Bei der Fluggesellschaft Swiss ist die Kapazitätseinschränkung mit Ernüchterung zur Kenntnis genommen worden. «Dies ist ein weiteres Hindernis für unsere Pünktlichkeit», sagt Swiss- Sprecher Jean-Claude Donzel auf Anfrage. Es sei Besorgnis erregend, dass die Swiss immer mehr Restriktionen unterliege. Die Fluggesellschaft hatte schon vor der neuen Beschränkung mit viel zu häufigen Verspätungen zu kämpfen. In einer Anfang Februar veröffentlichen Rangliste der Association of European Airlines belegt die Swiss bezüglich Pünktlichkeit nur den 21. Platz unter 30 Fluggesellschaften.
Noch schlimmer sieht es für den Flughafen Zürich aus, der im vergangenen Jahr der europäische Flughafen mit den meisten Verspätungen war. Unique-Sprecher Andreas Siegenthaler weist darauf hin, dass unter anderem die deutsche Flugverordnung negative Auswirkungen auf die Pünktlichkeit habe; die im Dezember angeordnete Kapazitätsbeschränkung führe zu weiteren Verspätungen.
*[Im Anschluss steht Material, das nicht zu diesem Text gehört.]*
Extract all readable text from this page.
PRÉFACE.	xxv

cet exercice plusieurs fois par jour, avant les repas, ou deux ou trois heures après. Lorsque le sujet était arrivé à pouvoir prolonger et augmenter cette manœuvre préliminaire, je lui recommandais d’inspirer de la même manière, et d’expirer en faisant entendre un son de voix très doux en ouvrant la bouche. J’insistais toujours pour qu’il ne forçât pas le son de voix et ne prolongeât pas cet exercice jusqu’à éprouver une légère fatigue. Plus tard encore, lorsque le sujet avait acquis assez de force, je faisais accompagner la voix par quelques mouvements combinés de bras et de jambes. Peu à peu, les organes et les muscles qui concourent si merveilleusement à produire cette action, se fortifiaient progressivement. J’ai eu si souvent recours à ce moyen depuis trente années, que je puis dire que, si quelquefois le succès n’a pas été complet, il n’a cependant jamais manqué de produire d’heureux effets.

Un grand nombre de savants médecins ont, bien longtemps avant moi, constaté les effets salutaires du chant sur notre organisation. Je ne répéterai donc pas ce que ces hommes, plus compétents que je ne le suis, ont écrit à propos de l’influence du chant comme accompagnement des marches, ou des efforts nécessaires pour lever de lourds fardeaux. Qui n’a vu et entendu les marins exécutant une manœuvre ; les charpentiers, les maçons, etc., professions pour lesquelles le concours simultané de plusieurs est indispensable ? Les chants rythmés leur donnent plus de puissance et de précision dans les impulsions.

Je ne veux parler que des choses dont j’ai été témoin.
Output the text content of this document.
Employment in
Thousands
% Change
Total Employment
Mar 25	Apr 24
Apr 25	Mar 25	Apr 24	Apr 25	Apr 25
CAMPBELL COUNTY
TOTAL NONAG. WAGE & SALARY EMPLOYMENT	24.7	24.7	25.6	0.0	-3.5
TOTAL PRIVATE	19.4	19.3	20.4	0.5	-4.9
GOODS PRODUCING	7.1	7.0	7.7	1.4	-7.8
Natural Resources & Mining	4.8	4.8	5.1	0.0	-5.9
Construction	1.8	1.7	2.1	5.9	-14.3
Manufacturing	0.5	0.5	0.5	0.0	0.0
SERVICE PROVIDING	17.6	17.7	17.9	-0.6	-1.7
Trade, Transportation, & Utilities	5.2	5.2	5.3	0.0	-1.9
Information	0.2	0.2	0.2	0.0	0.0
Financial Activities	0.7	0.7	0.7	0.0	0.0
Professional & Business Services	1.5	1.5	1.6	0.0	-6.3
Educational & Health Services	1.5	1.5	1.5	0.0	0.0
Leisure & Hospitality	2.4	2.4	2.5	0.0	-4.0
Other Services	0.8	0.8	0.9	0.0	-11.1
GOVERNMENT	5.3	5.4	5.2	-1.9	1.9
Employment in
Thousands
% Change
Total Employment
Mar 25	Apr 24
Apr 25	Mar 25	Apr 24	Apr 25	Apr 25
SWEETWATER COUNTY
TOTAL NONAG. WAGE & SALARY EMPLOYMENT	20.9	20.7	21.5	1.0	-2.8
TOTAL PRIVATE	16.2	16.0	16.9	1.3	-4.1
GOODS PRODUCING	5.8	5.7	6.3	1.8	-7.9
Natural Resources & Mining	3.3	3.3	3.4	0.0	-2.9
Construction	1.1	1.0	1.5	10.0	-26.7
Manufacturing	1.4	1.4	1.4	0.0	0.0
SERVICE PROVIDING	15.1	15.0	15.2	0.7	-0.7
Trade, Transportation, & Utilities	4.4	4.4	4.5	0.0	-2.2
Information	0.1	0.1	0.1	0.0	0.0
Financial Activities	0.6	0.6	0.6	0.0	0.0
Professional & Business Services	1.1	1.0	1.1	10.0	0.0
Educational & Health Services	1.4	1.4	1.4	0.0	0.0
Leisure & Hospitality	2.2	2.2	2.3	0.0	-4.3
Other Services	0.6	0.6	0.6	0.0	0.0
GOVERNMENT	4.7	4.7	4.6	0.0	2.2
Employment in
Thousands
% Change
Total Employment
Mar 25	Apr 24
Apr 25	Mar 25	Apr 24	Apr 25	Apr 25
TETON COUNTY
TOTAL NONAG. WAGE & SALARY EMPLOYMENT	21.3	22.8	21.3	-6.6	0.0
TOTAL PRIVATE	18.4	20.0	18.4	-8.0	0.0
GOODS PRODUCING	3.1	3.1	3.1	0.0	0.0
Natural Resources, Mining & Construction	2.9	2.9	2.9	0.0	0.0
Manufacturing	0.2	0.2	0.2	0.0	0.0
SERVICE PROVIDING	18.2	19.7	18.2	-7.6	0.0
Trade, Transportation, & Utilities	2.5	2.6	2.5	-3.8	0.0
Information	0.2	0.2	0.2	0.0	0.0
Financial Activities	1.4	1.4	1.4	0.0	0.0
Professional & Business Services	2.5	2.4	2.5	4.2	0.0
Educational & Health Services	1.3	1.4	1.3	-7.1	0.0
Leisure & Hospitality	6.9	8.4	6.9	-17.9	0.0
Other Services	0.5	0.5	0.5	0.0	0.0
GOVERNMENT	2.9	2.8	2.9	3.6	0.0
Der Fastzusammenstoss über dem Flughafen war im vergangenen Jahr kein Einzelfall. Das Büro für Flugunfalluntersuchungen registrierte laut gut unterrichteten Quellen 19 Near Misses über schweizerischem Territorium. Diese Zahl ist noch nicht definitiv gesichert; die detaillierte Statistik liegt in wenigen Wochen vor. Fest steht auf alle Fälle, dass es mehr Beinahezusammenstösse gab als im Jahr 2002, als 15 Near Misses gezählt wurden. Der Delegierte für die Sicherheit der Zivilluftfahrt, Markus Mohler, spricht in diesem Zusammenhang von einer «Enttäuschung». 19 Beinahezusammenstösse seien eindeutig zu viel.
Besserung steht noch aus
In den Jahren 1994 bis 1996 gab es jeweils nur 2 Near Misses; damals war die Erfassung der Vorfälle allerdings noch weniger präzise als heute. Unbestritten ist aber, dass das Sicherheitsmanagement der Zivilluftfahrt in der Schweiz in den neunziger Jahren schlechter wurde. Im Juni 2003 konstatierte ein niederländisches Institut in einem Bericht, den Bundesrat Moritz Leuenberger nach einer Serie von Flugunfällen in Auftrag gegeben hatte, bedenkliche Missstände bei den für die Flugsicherheit zuständigen Institutionen. Das Departement Leuenberger erliess daraufhin einen Aktionsplan zur Verbesserung der Sicherheit in der Zivilluftfahrt.
Die im Plan aufgelisteten Massnahmen sind noch lange nicht umgesetzt. Eine Subkommission des Ständerats ist am Freitag in einer Zwischenbeurteilung zum Schluss gekommen, dass «das Management des Sicherheits-Systems der schweizerischen Luftfahrt nach wie vor als nicht hinreichend stabil» erachtet werden müsse. Die ungenügenden qualitativen und quantitativen Kapazitäten der Flugsicherung Skyguide seien ein grosses Problem. Die vom Urner Ständerat Hansruedi Stadler präsidierte Subkommission weist mit Nachdruck darauf hin, dass für die Umsetzung des Aktionsplans zusätzliche finanzielle Mittel nötig seien. Laut Bundesrat Leuenbergers Pressesprecher Hugo Schittenhelm wird derzeit ein Nachtragskredit ausgearbeitet, der sich auf einen «tiefen zweistelligen Millionenbetrag» belaufe.